Langs de randen van het plein zaten een aantal mannen en vrouwen op de grond of lagen roerloos op de rug. Hun lippen hadden een vreemde zwartige kleur als waren ze gekneusd, en rond hun mond hing een zwerm vliegen of was er opeengepakt neergestreken als een zwarte tros gedroogde bessen. ‘Zo veel al,’ zei de stem van Sperwer zacht en gespannen als was ook hij nu geschokt; maar toen Arren hem aankeek, zag hij enkel het grove, goedmoedige gezicht van de rondborstige zeeman Havik waar niets op te lezen stond. ‘Wat is er met die mensen aan de hand?’
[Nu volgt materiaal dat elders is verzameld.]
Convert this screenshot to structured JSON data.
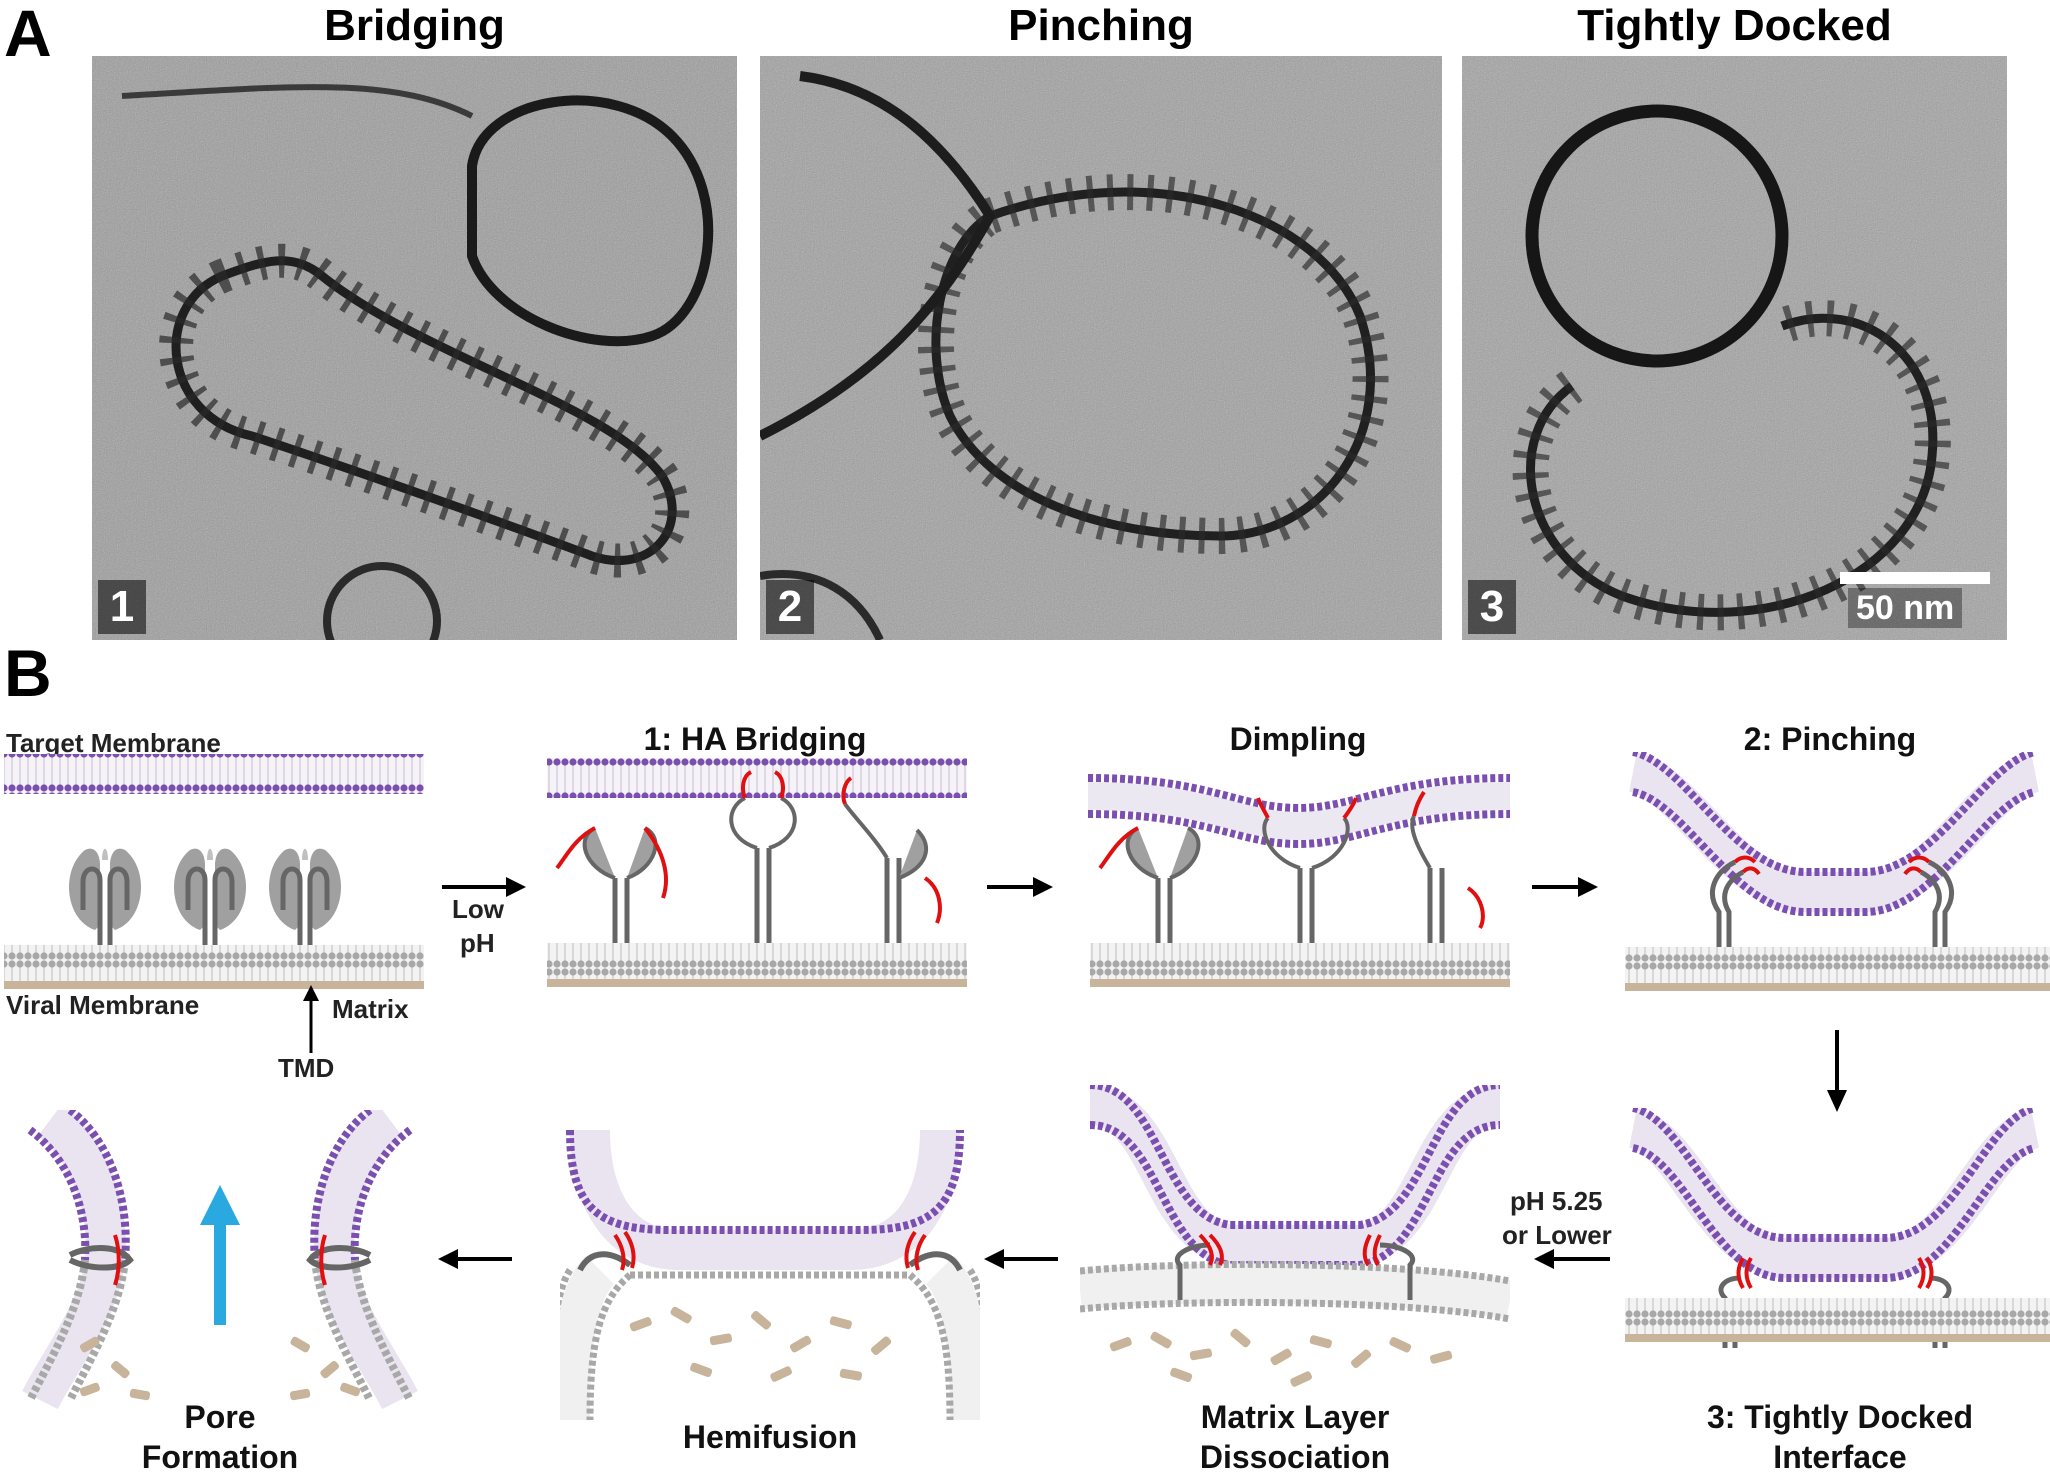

‘Hazia. Je wordt erdoor bedwelmd en afgestompt, omdat de band tussen lichaam en geest wordt verbroken en de geest daardoor vrij kan rondzwerven. Maar als hij dan naar het lichaam terugkeert, verlangt hij weer naar hazia… De behoefte neemt steeds toe en het leven wordt korter, want het spul is giftig. Eerst rillingen, dan verlamming en tenslotte de dood.’ Arren keek naar een vrouw die met de rug tegen de zongewarmde muur zat; zij had de hand opgeheven als wilde zij de vliegen wegjagen van haar gezicht, maar de hand beschreef in de lucht een verkrampte draaiende beweging als had de bezitster haar volkomen vergeten en was de beweging niet meer dan een niet aflatend trillen of beven van de spieren. Het gebaar leek een bezwering ontdaan van haar betekenis, een tover zonder zin. Havik bleef onbewogen naar haar staan kijken. ‘Kom mee,’ zei hij toen.
Hij liep over het marktplein naar een kraam met een gestreepte luifel. Banen van groen, oranje, geel, rood en azuur gekleurd zonlicht vielen over de stoffen, omslagdoeken en geweven gordels die er lagen uitgestald, en dansten in veelvoud rond door de talloze kleine spiegeltjes waarmee de hoge bevederde hoofdtooi van de verkoopster was uitgedost. Het was een forse vrouw en ze zong met forse stem: ‘Zijde, satijn, linnen, bont, vilt, wol, geitehaar van Gont, tule van Sowl, zijde van Lorbanery. Hé daar, noordelingen, wat doen jullie in die dikke duffels; zie je niet dat de zon schijnt? Hoe vind je dit om voor je meisje mee te nemen naar het verre Havnor? Kijk toch eens aan, zijde uit het zuiden, fijn als de vleugel van een libelle.’ Met rappe hand spreidde ze een rol gazige zijde uit, roze doorschoten met zilverdraad.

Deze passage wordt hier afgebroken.